Preludio del castigo

(Estrías en el cerebro u Oración antes de ir a la cama o Preludio del castigo o Maldición en forma de raya o Posición privilegiada o Hasta los topes de Risperdal o A duras penas contra la almohada de celulosa microcristalina). Indolentes ríos insondables de nauseabunda lava patinan cuesta abajo los acantilados de la mente descontrolad@s insolaciones en la sienes que discordan dolores en los fosos motores incendiados por controversias dispares en el alojo de dopantes sustancias altamente contaminantes. Mas yo he injertado ahí arretros y taladros que indujeren a descalabros mayores cuando lo matojos se chamuscaren en días festivos impares.
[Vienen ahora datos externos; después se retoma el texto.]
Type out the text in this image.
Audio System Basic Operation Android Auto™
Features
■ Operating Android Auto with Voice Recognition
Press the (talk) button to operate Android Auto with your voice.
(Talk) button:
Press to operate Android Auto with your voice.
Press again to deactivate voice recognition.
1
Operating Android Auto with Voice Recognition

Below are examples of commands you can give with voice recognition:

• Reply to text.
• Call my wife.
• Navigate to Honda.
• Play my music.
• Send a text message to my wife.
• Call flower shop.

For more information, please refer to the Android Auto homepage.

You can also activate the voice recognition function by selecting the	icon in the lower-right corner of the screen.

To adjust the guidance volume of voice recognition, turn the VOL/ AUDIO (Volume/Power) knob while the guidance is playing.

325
Acunado en demencias parecidas pero desiguales procreo químicas desesperanzas paranormales. ¿Qué esperaba? que la próxima vez que hablare con las estrellas no me dijeren “¿Ves esa montaña? es tu mente abrasada Cuando regreses tu cuerpo mortal a la tierra y lo arquetípico lo devuelvas allá arriba no esperes más honores que una condena cuyos límites se establecerán en tu cabeza blindada como jaula cerrada y no escaparán los pájaros cuya libertad está custodiada Ahora sigue con lo tuyo y esnifa las anhelos de que esos insanos rayos no sean autopistas para todos aquellos que convoques hacia el abismo pues el último eres y arrastrarás a todos si sigues evaporando por tu nariz prohibitivos aromas hirientes” y yo contestaría “es un juego de niños cada cual depende de sí y sólo a mí mismo me haría daño” y ellas responderían “te han cortado las alas amargamente no pongas pertrechos a tu repliegue Tu juicio será una dura prueba sin lugar a duda” y yo con lágrimas en los ojos “¿no voy a tirar lo que queda? mañana saldrá el Sol Su palabra será la verdadera Me retiraré en silencio junto a las chirriantes veredas de sufrimiento que mi intelecto y espíritu dejan” y ellas “Así sea pero recuerda que al despertar empezarás de cero, con tus secuelas”. Y libre al fin de extraterrenas presencias me acostaría viendo como se escurre toda mi esencia que ya no sería mas que un pobre andrajo descomponiéndose en un etéreo barranco sin fondo sin más fin que desintegrarse en la más absoluta perdición. Y me dormiría.